At the beginning of December, the DeVores reopened – albeit for call-ahead orders and dine-in by reservation only for the time being – with an expanded menu. Old standards like fried and grilled chicken and seafood (except for scallops) and burgers are on it, as are a variety of po’boys and more. In some ways, the stops and starts of the reopening process have been aggravating – the exhaust for the new hood shipped along a circuitous route before disappearing entirely, meaning a six-week wait on another one – but where such situations might have brought out his Southern-fried Gordon Ramsay temper before, it’s a lot easier to let things go these days.
“I just try not to complicate stuff, because people get so complicated,” he said. “Man, I’m old-school. We’ve got a new menu with a bunch of new stuff, but some of the old favorites are on there, as well, and the hood makes us able to do more things. We’ve been out of it for a while now – almost eight months – and a lot of stuff’s changed, but I didn’t start feeling good until September.
“For a bit there, I thought, ‘God, what have I done? We’ve got people doing this work, and we’re spending money we don’t have. I don’t know if I’ll be able to do it.’ But in the end, you just put in the work.

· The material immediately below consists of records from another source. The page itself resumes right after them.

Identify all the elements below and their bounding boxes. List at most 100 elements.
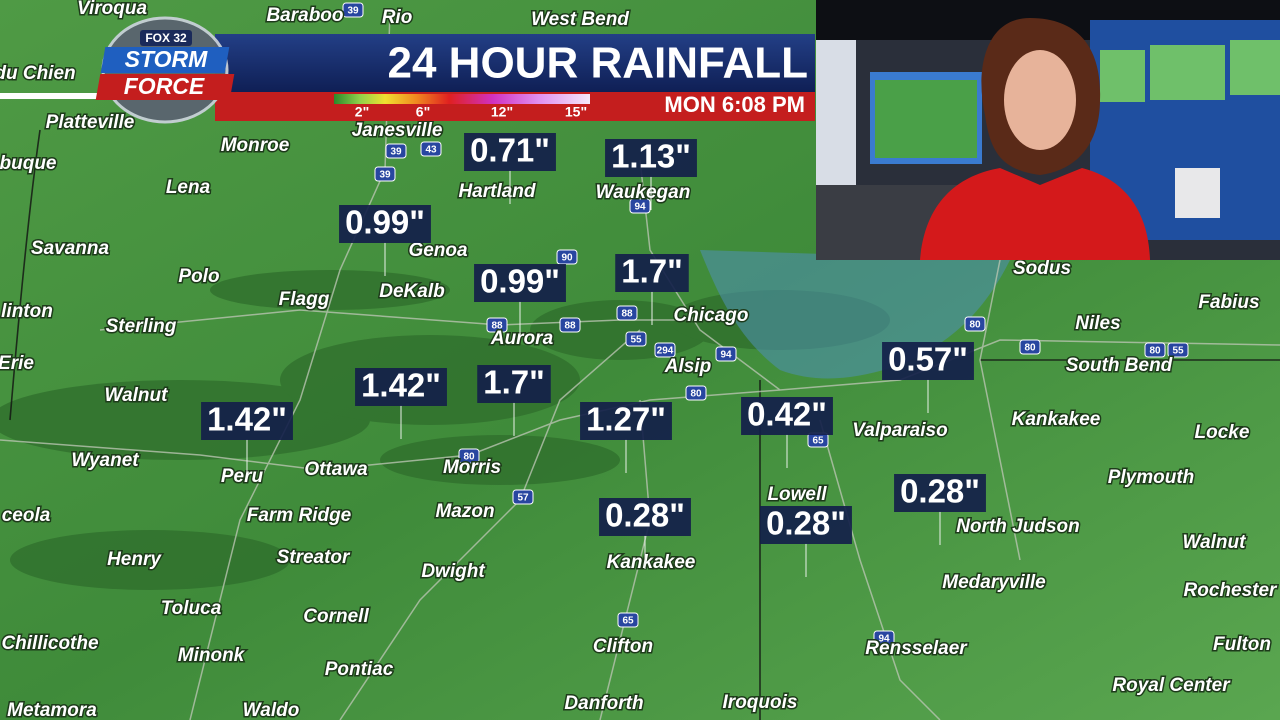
rainfall-total: 1.13" <box>611 138 691 175</box>
highway-number: 57 <box>517 493 529 504</box>
city-label: Rensselaer <box>865 638 968 659</box>
city-label: Polo <box>178 266 219 287</box>
highway-shield <box>629 198 651 214</box>
highway-number: 55 <box>1172 346 1184 357</box>
city-label: Chicago <box>674 305 749 326</box>
city-label: Waldo <box>243 700 300 720</box>
city-label: Henry <box>107 549 162 570</box>
highway-number: 94 <box>634 202 646 213</box>
highway-shield <box>374 166 396 182</box>
header: 24 HOUR RAINFALL 2" 6" 12" 15" MON 6:08 … <box>0 16 815 124</box>
city-label: Genoa <box>408 240 468 261</box>
rainfall-box <box>894 474 986 512</box>
city-label: Iroquois <box>723 692 798 713</box>
city-label: Sodus <box>1013 258 1071 279</box>
city-label: Peru <box>221 466 264 487</box>
city-label: Alsip <box>664 356 711 377</box>
city-label: Hartland <box>458 181 535 202</box>
highway-shield <box>1019 339 1041 355</box>
rainfall-total: 1.27" <box>586 401 666 438</box>
highway-number: 80 <box>463 452 475 463</box>
highway-number: 88 <box>564 321 576 332</box>
city-label: Streator <box>277 547 351 568</box>
city-label: Sterling <box>106 316 177 337</box>
rainfall-box <box>599 498 691 536</box>
rainfall-box <box>760 506 852 544</box>
city-label: Viroqua <box>77 0 147 19</box>
rainfall-marker: 0.28" <box>894 473 986 545</box>
highway-number: 294 <box>657 346 674 357</box>
rainfall-marker: 1.42" <box>201 401 293 473</box>
rainfall-marker: 1.13" <box>605 138 697 210</box>
highway-number: 39 <box>390 147 402 158</box>
rainfall-box <box>882 342 974 380</box>
highway-shield <box>559 317 581 333</box>
legend-label: 2" <box>355 104 369 120</box>
highway-number: 94 <box>720 350 732 361</box>
city-label: Lena <box>166 177 211 198</box>
rainfall-marker: 0.42" <box>741 396 833 468</box>
city-label: Flagg <box>279 289 330 310</box>
city-label: Waukegan <box>596 182 691 203</box>
city-label: Niles <box>1075 313 1120 334</box>
highway-number: 43 <box>425 145 437 156</box>
highway-shield <box>556 249 578 265</box>
city-label: du Chien <box>0 63 76 84</box>
rainfall-box <box>474 264 566 302</box>
highway-number: 65 <box>812 436 824 447</box>
city-label: Wyanet <box>71 450 139 471</box>
highway-shield <box>512 489 534 505</box>
highway-number: 80 <box>690 389 702 400</box>
city-label: Farm Ridge <box>247 505 352 526</box>
rainfall-marker: 1.7" <box>477 364 551 436</box>
title-band <box>215 34 815 92</box>
rainfall-box <box>477 365 551 403</box>
city-label: South Bend <box>1066 355 1173 376</box>
highway-number: 80 <box>1149 346 1161 357</box>
city-label: Plymouth <box>1108 467 1195 488</box>
city-label: Locke <box>1195 422 1250 443</box>
rainfall-marker: 0.99" <box>339 204 431 276</box>
legend-label: 15" <box>565 104 587 120</box>
highway-shield <box>715 346 737 362</box>
city-label: Rochester <box>1184 580 1279 601</box>
city-label: Janesville <box>352 120 443 141</box>
highway-shield <box>420 141 442 157</box>
highway-shield <box>873 630 895 646</box>
city-label: Kankakee <box>607 552 696 573</box>
rainfall-marker: 0.57" <box>882 341 974 413</box>
highway-shield <box>1167 342 1189 358</box>
rainfall-marker: 0.99" <box>474 263 566 335</box>
city-label: Pontiac <box>325 659 394 680</box>
rainfall-total: 1.42" <box>207 401 287 438</box>
city-label: Chillicothe <box>1 633 99 654</box>
city-label: West Bend <box>531 9 629 30</box>
city-label: buque <box>0 153 57 174</box>
city-label: Metamora <box>7 700 97 720</box>
rainfall-total: 0.42" <box>747 396 827 433</box>
city-label: Monroe <box>221 135 290 156</box>
city-label: Dwight <box>421 561 485 582</box>
highway-shield <box>385 143 407 159</box>
rainfall-total: 1.7" <box>621 253 683 290</box>
highway-number: 88 <box>621 309 633 320</box>
city-label: Minonk <box>178 645 246 666</box>
city-label: Aurora <box>490 328 554 349</box>
rainfall-total: 0.28" <box>766 505 846 542</box>
legend-label: 12" <box>491 104 513 120</box>
rainfall-box <box>741 397 833 435</box>
highway-number: 55 <box>630 335 642 346</box>
city-label: Mazon <box>435 501 494 522</box>
rainfall-box <box>201 402 293 440</box>
legend-bar <box>334 94 590 104</box>
rainfall-total: 0.71" <box>470 132 550 169</box>
rainfall-box <box>464 133 556 171</box>
rainfall-total: 0.99" <box>345 204 425 241</box>
highway-number: 88 <box>491 321 503 332</box>
highway-number: 90 <box>561 253 573 264</box>
city-label: Valparaiso <box>852 420 947 441</box>
city-label: Kankakee <box>1012 409 1101 430</box>
highway-number: 39 <box>347 6 359 17</box>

You work long, hard hours, and you’re on your feet. And this body’s got a lot of miles on it! I just turned 60 this year, but for an old cook, I’m still pretty fast.”
At the same time, he refuses to sacrifice quality for the sake of expediency. In DeVore’s world, there’s only one way to do it: the right way. And he’ll prepare his food accordingly, whether you’re his best friend or not.
“If I hate you and you come in here, I’m going to cook your food just as well as I would for somebody I love,” he said. “I do it because that’s what I’m supposed to do, and that’s never changed.”
One thing that has changed: the attention he pays to the words he uses to say grace. Like many praying men and women, such prayers of thanks can sometimes become rote exercises in muscle memory recitation. Now, however, the blessings … and their meanings … hold special places in DeVore’s still-beating heart.
“Whenever we say grace, we say the same sorts of things: ‘Thanks for good health, family and friends,’ and now I always say ‘good health’ first,” he said. “Because that can be taken away. It can happen to anybody, and it happened to me. I’m alive, and I’m lucky, because when you get something like that cut out of you, it could have gone the other way just as easily.”